Analyzing Simple Bubble Sort Loop (Worst Case)

Question

I'm given a simple pseoducode algorithm:

for j=1 to A.length-1 //first line 
  for i =1 to A.length-j //second line 
    if A[i-1] >A[i]
      swap A[i-1] and A[i]

I'm told that the second line runs as such (WORST CASE:

n+(n-1)+...+2 = n(n+1)/2-1

I understand that when the first line runs, the second loop runs n times, each next iteration of j, the second loop runs 1 less times (n-1) +(n-2) etc.
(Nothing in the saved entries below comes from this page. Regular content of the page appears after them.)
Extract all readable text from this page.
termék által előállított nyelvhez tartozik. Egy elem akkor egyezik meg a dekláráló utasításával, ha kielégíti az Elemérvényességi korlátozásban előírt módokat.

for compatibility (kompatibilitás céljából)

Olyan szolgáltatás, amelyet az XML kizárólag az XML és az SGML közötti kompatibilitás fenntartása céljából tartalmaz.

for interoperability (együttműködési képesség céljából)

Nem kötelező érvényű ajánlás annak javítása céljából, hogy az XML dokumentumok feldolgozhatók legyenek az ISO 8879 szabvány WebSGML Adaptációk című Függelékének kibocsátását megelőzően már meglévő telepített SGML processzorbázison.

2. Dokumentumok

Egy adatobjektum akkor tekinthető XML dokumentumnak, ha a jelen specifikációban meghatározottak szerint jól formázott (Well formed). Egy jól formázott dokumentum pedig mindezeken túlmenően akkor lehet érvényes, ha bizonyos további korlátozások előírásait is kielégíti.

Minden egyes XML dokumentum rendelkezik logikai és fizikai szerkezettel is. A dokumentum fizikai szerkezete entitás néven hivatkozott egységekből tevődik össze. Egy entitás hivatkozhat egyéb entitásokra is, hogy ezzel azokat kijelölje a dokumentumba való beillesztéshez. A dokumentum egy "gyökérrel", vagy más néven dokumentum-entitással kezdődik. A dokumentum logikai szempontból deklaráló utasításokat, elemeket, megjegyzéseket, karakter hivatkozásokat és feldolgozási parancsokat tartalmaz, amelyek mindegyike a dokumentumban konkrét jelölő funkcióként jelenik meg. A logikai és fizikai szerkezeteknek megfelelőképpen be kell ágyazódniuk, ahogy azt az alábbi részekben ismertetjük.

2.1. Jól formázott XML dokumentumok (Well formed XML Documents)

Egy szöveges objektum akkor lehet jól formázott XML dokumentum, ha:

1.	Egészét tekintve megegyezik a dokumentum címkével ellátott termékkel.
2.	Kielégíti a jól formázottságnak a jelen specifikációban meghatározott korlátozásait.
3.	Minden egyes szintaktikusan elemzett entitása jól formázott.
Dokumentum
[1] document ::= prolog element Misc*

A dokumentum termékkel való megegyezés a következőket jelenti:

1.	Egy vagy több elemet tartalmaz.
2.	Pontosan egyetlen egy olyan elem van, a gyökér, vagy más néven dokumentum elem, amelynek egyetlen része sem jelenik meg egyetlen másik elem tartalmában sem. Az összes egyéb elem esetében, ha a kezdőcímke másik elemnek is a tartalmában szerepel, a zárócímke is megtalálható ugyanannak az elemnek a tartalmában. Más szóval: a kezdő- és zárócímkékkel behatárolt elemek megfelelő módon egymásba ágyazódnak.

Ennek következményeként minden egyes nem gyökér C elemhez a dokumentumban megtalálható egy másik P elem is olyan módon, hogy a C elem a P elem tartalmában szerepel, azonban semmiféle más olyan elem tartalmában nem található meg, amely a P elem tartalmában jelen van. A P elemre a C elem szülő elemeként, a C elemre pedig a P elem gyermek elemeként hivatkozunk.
I understand that it's clearly a summation, here but what I don't get is why the last thing added is 2 (FOR THE SECOND LINE).

Any input would be much appreciated.

Answer 1

Considering A.length to be n, you could clearly verify the same. I am doing it for you :

for j=1 to n-1 //first line 
  for i =1 to n-j //second line 
    if A[i-1] >A[i]
     swap A[i-1] and A[i]

So, for the first iteration of outer loop at j = 1, inner loop runs from 1 to n-1 times. => n-1

For second iteration of outer loop, inner loop runs from 1 to n-2 times. => n-2

For ith iteration of outer loop, the inner loop will run for 1 to n-i times, => n-i .

Last iteration of outer loop will be when j = n-1, the inner loop will run for i = 1 to n-(n - 1) = 1 time.

So, result will be summation of n-1 + n-2 + ... + 1 = (n-1)*n/2.

SO, it should be obviously 1 at the end.

I understand that it's clearly a summation, here but what I don't get is why the last thing added is 2 (FOR THE SECOND LINE).

I suggest you to talk with your friend/professor over this, who has, obviously, incorrectly informed you. It is what I have solved here.

People generally think that when the array's top n-1 elements have been sorted, the last one would already fit the exact place. So, they generally presume this and leave the last step.

But, in computation OR algorithm, we (generally) compute this. Your this code is computing that here.